According to Kopinksi, the project marked a major leap from a pre-digital factory with manual processes and low-level automation. In the past, Amgen received a certificate of analysis listing chemical and physical properties of each batch of cell culture media. “With the Amgen partnership, we’re physically connected. As materials are made, and batches produced, we assess the effect of those parameters on outcomes, and that data is fed in real-time to Amgen so they can course-correct their manufacturing,” Newton says.

The information exchange is two-way, he explains. While Amgen receives product information to optimize their processes, GE Healthcare receives information on product performance, which they could use to optimize their products. “Once you offer real-time data about raw materials, you truly become a partner,” Newton says.

Connecting everything together

The novel aspect of the GE Healthcare Life Sciences approach is offering a one-stop shop automated solution to gene and cell therapy clients, Flyborg explains to GEN. “We know the customer doesn’t want all things from GE, but we have the ability to connect an overall workflow, and the ability to help customers with process optimization, as well as training and education. We are one of the few to offer digital services, unit workflow, and turnkey installation to a customer—that’s our differentiator.”

With that in mind, GE Healthcare Life Sciences has acquired companies, such as cryochain technology company Asymptote, to address gaps in their existing hardware solutions. The aim is to package hardware and software into sealed, automated sub-components for customer purchase, to ensure good, consistent quality products with a low risk of human error and contamination.

To allow customers to connect instruments together, the company has just launched Chronicle.bio—an automation software suite to steer GE Healthcare’s cell therapy hardware. The software is aimed at the medium-sized customer, who wants to make small batches, but doesn’t want to go to full manufacturing scale. For the moment, Chronicle.bio is compatible with several benchtop-sized instruments.

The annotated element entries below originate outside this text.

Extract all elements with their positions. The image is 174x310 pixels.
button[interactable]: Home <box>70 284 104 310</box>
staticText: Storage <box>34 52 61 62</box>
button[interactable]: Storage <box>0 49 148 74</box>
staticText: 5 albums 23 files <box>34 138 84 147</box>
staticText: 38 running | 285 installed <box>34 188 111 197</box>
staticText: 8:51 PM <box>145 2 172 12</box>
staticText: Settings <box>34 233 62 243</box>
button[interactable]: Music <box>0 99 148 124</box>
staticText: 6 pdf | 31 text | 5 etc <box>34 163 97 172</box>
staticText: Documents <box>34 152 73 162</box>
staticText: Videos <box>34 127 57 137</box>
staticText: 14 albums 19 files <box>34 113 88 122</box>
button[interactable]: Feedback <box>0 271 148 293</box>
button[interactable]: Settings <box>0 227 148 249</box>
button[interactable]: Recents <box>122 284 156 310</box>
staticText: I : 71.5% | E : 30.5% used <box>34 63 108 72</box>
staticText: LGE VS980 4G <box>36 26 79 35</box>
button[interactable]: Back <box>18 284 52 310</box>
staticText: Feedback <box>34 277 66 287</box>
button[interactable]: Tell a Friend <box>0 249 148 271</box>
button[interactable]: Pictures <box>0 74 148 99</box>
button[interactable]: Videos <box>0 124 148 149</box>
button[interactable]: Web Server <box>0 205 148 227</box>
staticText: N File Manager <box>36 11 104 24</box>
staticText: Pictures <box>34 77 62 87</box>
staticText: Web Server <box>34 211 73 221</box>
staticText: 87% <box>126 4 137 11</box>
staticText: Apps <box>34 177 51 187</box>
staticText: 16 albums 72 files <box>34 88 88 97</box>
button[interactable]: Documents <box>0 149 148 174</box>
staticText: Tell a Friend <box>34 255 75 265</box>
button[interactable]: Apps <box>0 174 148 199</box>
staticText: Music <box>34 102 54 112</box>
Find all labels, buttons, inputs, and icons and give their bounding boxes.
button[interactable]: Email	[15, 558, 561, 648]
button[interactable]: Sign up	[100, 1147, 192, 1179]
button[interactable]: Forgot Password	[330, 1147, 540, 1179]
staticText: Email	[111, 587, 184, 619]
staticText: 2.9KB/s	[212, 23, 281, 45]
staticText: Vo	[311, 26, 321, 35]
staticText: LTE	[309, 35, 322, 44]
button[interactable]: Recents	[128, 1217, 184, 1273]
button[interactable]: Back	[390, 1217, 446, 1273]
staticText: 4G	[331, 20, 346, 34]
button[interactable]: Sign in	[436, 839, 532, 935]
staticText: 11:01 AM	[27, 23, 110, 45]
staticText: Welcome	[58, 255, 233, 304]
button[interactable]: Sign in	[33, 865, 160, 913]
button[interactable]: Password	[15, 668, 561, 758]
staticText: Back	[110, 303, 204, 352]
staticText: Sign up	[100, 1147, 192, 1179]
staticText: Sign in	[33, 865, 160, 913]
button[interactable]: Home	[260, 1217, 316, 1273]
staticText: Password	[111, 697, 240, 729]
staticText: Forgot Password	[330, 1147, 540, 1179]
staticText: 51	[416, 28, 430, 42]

The ultimate dream is to create a cell therapy platform that can handle any cell type or manufacturing process—at any scale. Perhaps even “cell therapy in a box.”

“If you get costs down, more people can access and get the full benefit of cell and gene therapy,” Flyborg says. She is excited by the prospect that cell therapy could cure solid tumors and—from there—other diseases, by looking at different types of natural killer (NK) cells. And, when companies do, she hopes GE Healthcare will be right alongside them.